The great British fantasy writer and philologist J. R. R. Tolkien called the Resurrection a "eucatastrophe." He explained the term to his son in a letter after relating the story of a miraculous cure at Lourdes:
[Father had told] the most moving story of the little boy with tubercular peritonitis who was not healed, and was taken sadly away in the train by his parents, practically dying with 2 nurses attending him. As the train moved away it passed within sight of the Grotto. The little boy sat up. "I want to go and talk to the little girl" — in the same train there was a little girl who had been healed. And he got up and walked there and played with the little girl; and then he came back, and he said "I'm hungry now." And they gave him cake and two bowls of chocolate and enormous potted meat sandwiches, and he ate them! ...
But at the story of the little boy (which is a fully attested fact of course) with its apparent sad ending and then its sudden unhoped-for happy ending, I was deeply moved and had that peculiar emotion we all have — though not often. It is quite unlike any other sensation. And all of a sudden I realized what it was: ... "eucatastrophe[,]" the sudden happy turn in a story which pierces you with a joy that brings tears ... it produces its peculiar effect because it is a sudden glimpse of Truth, your whole nature chained in material cause and effect, the chain of death, feels a sudden relief as if a major limb out of joint had suddenly snapped back.

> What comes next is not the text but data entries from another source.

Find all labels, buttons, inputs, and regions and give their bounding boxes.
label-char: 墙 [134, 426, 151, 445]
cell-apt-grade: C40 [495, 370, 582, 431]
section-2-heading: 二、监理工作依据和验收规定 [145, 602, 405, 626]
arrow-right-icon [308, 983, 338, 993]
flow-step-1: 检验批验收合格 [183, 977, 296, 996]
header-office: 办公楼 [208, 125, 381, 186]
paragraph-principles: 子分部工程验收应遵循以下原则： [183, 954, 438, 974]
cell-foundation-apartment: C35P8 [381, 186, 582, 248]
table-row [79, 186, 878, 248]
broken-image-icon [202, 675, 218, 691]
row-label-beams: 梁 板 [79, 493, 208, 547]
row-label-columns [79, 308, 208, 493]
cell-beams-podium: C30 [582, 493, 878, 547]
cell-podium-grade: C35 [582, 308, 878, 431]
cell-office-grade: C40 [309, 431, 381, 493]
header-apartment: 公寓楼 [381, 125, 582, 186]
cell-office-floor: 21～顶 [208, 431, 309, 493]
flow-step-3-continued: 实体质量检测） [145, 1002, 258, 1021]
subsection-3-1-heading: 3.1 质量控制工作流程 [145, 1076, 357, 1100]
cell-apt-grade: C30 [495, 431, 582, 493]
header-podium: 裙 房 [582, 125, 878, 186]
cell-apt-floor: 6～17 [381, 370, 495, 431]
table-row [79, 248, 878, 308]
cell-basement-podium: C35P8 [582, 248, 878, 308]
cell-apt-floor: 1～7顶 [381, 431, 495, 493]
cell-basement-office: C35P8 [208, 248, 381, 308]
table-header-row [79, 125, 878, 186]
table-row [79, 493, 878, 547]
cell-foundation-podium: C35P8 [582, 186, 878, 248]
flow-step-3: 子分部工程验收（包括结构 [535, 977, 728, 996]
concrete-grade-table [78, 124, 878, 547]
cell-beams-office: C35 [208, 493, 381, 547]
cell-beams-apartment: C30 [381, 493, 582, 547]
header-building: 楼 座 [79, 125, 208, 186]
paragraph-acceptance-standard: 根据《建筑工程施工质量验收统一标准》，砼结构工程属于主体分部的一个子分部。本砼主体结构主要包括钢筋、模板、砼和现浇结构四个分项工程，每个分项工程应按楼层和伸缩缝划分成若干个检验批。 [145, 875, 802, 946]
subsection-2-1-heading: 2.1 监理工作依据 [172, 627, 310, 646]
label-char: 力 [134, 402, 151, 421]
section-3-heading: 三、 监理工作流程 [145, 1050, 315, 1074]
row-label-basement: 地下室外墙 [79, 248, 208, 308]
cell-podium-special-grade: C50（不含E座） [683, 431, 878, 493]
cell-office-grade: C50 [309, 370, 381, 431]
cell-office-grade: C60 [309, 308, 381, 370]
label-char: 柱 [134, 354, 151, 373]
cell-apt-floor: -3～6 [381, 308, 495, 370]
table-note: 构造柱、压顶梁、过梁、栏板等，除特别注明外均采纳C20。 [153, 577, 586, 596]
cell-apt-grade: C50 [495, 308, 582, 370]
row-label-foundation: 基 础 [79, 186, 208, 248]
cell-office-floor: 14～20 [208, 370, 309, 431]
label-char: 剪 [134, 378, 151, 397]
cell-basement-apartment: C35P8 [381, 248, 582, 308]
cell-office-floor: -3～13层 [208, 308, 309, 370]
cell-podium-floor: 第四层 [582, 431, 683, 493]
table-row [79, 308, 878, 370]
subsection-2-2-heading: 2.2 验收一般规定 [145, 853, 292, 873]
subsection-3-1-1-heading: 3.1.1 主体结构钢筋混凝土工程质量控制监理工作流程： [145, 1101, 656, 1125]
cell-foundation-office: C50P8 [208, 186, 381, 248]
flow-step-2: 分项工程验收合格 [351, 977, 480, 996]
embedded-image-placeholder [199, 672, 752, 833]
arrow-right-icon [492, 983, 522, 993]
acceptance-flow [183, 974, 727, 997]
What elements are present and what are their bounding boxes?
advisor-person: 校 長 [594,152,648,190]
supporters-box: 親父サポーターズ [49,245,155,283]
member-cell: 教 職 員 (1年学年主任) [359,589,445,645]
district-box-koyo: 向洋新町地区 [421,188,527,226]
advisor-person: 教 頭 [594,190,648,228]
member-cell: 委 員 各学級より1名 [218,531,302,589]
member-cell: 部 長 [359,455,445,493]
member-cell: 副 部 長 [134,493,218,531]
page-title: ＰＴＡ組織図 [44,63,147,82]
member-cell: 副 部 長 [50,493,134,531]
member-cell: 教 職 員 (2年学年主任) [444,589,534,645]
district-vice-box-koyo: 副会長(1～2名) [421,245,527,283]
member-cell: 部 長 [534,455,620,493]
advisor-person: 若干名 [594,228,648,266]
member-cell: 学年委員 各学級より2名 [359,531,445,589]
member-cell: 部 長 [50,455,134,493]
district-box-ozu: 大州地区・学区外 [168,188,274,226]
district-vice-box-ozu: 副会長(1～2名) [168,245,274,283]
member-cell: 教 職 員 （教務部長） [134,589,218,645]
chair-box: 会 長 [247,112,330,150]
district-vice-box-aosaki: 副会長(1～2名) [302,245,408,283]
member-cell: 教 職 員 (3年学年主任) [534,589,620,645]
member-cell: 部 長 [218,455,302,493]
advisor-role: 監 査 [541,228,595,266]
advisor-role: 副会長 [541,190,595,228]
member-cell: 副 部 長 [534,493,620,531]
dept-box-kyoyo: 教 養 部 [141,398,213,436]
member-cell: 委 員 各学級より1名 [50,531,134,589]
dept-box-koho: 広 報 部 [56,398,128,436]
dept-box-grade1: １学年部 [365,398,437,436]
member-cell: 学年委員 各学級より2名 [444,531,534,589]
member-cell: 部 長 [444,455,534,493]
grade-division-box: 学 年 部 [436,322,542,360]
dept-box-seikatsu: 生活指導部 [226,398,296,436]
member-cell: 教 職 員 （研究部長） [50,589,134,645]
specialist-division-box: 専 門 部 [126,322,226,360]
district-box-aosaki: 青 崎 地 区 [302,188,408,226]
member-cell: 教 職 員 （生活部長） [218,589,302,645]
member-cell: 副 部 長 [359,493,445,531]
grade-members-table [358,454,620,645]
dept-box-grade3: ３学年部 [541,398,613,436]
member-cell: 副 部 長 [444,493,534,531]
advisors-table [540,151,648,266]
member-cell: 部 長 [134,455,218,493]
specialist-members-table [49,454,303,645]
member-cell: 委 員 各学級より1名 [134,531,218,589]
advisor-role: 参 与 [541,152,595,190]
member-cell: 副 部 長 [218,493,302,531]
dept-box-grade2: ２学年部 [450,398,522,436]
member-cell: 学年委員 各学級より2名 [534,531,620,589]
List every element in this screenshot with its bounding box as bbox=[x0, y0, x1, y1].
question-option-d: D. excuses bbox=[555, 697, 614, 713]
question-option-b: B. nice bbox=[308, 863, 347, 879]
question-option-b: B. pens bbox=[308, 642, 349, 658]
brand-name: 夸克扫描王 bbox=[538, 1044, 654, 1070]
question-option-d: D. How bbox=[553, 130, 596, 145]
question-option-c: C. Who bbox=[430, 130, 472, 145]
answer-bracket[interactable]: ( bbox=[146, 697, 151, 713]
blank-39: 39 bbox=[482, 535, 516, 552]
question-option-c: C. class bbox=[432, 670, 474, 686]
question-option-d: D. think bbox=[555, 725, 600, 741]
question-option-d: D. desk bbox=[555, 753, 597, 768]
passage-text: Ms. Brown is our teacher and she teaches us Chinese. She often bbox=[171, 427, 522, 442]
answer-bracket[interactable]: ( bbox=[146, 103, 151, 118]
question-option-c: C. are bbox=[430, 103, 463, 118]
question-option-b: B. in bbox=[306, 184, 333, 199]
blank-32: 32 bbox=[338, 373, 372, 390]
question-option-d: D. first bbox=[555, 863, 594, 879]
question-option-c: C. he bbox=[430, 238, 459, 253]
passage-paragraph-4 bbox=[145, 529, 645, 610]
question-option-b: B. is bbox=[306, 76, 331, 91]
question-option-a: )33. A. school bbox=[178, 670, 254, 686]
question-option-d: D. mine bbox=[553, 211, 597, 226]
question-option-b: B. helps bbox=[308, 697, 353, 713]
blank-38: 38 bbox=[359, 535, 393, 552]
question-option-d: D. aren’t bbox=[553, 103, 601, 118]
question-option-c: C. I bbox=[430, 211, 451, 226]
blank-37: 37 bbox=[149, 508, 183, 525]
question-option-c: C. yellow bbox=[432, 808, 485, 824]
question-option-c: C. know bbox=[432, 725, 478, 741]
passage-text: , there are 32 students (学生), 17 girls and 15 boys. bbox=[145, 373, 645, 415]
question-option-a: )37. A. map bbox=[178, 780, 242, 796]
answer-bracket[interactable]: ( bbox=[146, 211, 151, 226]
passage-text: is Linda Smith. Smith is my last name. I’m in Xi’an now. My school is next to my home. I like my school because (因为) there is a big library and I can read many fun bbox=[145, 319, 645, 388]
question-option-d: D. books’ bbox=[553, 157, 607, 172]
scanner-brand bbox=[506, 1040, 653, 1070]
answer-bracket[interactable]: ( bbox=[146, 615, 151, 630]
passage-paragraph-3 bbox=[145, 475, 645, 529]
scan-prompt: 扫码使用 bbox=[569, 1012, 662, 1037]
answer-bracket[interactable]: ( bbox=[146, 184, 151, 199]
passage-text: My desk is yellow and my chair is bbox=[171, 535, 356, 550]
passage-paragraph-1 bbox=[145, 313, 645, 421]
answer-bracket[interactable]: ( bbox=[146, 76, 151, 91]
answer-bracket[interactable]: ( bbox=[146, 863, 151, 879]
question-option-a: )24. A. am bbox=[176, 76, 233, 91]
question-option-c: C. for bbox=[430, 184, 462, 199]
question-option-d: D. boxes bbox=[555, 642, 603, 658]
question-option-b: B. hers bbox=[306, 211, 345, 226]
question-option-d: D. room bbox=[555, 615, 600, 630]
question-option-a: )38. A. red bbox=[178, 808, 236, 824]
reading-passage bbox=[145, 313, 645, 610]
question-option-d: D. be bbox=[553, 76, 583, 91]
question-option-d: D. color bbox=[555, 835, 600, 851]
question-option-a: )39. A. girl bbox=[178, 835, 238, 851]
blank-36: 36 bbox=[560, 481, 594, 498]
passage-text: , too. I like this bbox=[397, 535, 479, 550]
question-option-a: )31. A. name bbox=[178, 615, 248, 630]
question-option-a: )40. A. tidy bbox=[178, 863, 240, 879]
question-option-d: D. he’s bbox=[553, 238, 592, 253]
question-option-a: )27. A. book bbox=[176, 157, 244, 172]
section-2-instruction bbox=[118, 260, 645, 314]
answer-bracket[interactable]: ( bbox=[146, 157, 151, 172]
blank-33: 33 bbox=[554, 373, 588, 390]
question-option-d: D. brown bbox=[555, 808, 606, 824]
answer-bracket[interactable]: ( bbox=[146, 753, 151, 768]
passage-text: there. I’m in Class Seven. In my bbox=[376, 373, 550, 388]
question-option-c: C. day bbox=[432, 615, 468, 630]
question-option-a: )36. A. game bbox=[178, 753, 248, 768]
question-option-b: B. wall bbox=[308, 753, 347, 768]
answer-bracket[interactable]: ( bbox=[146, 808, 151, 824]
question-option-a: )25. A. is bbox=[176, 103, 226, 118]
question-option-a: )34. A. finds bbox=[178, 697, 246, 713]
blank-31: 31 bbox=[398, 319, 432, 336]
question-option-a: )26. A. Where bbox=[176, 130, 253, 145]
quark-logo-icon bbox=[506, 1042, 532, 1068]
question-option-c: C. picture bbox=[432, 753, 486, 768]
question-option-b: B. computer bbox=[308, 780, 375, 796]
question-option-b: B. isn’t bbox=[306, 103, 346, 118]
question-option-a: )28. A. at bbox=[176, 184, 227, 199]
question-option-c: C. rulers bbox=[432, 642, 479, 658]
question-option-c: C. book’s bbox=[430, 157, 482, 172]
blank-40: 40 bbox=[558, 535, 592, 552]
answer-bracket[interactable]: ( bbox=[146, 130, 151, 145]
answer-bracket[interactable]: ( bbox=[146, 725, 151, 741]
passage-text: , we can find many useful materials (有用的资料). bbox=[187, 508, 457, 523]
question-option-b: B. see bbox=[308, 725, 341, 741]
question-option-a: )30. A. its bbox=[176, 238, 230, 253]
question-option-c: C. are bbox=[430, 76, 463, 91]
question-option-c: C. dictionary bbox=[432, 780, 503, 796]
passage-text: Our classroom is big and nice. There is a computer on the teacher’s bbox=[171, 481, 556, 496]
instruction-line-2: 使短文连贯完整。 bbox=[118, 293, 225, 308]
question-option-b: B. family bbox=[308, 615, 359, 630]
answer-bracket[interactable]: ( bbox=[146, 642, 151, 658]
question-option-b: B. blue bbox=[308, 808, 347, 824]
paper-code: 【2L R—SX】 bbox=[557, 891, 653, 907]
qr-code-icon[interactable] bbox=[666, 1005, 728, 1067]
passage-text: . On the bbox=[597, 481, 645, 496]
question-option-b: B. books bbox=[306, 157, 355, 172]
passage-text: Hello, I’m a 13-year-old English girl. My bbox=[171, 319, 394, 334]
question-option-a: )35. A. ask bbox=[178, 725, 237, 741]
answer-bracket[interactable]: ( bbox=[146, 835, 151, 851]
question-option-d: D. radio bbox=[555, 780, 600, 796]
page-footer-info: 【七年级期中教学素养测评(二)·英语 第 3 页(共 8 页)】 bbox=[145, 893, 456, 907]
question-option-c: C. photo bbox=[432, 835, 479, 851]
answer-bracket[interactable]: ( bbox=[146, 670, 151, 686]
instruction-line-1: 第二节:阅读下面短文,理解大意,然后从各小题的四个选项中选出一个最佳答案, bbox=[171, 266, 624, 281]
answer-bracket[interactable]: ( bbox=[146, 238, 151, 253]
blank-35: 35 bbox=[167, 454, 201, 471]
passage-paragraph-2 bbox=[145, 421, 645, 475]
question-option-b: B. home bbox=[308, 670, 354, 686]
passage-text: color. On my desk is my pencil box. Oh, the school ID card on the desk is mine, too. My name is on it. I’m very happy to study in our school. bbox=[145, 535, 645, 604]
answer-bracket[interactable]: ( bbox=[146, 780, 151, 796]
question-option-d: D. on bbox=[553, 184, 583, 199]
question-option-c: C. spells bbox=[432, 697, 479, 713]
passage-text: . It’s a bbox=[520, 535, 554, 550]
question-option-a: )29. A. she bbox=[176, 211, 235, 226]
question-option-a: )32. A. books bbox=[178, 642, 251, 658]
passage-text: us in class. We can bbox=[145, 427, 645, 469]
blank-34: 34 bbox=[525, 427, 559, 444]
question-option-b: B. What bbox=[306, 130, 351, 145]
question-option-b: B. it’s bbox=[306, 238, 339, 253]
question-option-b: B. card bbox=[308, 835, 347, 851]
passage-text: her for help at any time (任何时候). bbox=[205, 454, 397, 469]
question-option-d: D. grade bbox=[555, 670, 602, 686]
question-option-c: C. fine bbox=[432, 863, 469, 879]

... And I concluded by saying that the Resurrection was the greatest "eucatastrophe" possible ... and produces that essential emotion: Christian joy which produces tears because it is qualitatively so like sorrow, because it comes from those places where Joy and Sorrow are at one, reconciled, as selfishness and altruism are lost in Love.
"This is the day the LORD has made; let us rejoice in it and be glad" (Ps 118:24).